La souffrance du monde saha peut nous émouvoir jusqu’à formuler notre vœu de renaissance
Pourquoi disons-nous toujours que s’engager sur la voie du Bouddha est à la fois si rare et si difficile à croire ? Regardez : lorsqu’une personne vient à l’ermitage de Baihua, sur le mont Putuo, en disant qu’elle souhaite prendre refuge...
Pourquoi disons-nous toujours que s’engager sur la voie du Bouddha est à la fois si rare et si difficile à croire ? Regardez : lorsqu’une personne vient à l’ermitage de Baihua, sur le mont Putuo, en disant qu’elle souhaite prendre refuge dans les Trois Joyaux et observer les Cinq Préceptes, je la loue toujours de tout cœur : c’est si précieux, vous avez enfin franchi la porte ! Avant de prendre refuge, vous vous attardez encore dehors, devant la porte ; aujourd’hui, prendre refuge signifie que vous avez enfin pénétré dans la salle intérieure. Je prodigue des louanges si ferventes pour l’intention qui sous-tend la prise de refuge, non seulement parce qu’elle est si rare et précieuse, mais aussi pour encourager chacun d’entre vous à prendre les Trois Joyaux pour refuge.
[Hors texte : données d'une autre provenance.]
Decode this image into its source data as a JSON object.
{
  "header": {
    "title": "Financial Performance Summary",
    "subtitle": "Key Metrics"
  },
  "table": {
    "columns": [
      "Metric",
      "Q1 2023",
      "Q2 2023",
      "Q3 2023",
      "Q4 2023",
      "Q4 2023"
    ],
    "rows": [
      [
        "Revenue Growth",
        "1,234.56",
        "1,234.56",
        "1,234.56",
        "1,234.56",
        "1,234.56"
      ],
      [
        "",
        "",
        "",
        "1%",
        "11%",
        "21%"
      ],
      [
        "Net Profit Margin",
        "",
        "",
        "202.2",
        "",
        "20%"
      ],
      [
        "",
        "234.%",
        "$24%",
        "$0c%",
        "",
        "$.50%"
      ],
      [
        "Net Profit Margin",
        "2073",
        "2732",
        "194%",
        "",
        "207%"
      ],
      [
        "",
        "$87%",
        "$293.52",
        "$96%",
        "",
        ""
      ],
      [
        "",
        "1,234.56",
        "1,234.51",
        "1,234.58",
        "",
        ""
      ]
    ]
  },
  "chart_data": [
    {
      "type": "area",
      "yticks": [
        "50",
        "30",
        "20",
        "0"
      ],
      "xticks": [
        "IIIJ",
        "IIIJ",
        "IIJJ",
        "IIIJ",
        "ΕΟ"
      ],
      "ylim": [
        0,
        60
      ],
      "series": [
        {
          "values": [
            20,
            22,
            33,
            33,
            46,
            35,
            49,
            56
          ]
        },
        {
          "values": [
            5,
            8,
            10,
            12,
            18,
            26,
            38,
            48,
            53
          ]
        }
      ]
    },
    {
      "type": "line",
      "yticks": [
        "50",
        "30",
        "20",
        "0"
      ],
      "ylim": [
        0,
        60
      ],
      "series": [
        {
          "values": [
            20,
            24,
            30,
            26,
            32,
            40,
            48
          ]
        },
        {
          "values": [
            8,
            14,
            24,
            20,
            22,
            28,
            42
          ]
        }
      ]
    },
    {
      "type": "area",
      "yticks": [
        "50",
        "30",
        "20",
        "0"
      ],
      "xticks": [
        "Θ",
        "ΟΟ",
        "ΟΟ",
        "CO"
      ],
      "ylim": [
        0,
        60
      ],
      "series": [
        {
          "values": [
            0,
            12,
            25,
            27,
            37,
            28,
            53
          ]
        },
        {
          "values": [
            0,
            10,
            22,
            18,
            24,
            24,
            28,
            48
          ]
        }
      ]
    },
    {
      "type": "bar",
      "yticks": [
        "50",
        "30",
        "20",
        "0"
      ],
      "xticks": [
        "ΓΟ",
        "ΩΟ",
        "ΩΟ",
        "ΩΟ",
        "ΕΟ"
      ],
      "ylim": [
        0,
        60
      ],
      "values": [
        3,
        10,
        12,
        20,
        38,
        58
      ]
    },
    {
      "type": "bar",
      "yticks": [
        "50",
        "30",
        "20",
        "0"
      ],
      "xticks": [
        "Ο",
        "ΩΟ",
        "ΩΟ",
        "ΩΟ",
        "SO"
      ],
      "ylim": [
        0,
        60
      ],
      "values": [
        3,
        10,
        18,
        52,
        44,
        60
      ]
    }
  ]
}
Mais où se trouve le vrai problème ? C’est que nous nous sommes attardés bien trop longtemps dans le monde de Sahā, et l’attachement à ce monde est devenu une seconde nature pour nous. Un simple mouvement du corps qui ne devrait demander aucun effort nécessite à présent l’aide de plusieurs personnes, ainsi que de nombreuses tentatives patientes pour le remettre en place. Prenons l’exemple de mon épaule gelée, ces derniers temps. Un pratiquant laïc vient tous les jours m’aider à ramener mon bras à sa plage de mouvement normale. Le bras devrait simplement se balancer doucement pour reprendre sa place de lui-même, mais la douleur l’a bloqué dans une habitude rigide, et le forcer à y revenir est extrêmement douloureux.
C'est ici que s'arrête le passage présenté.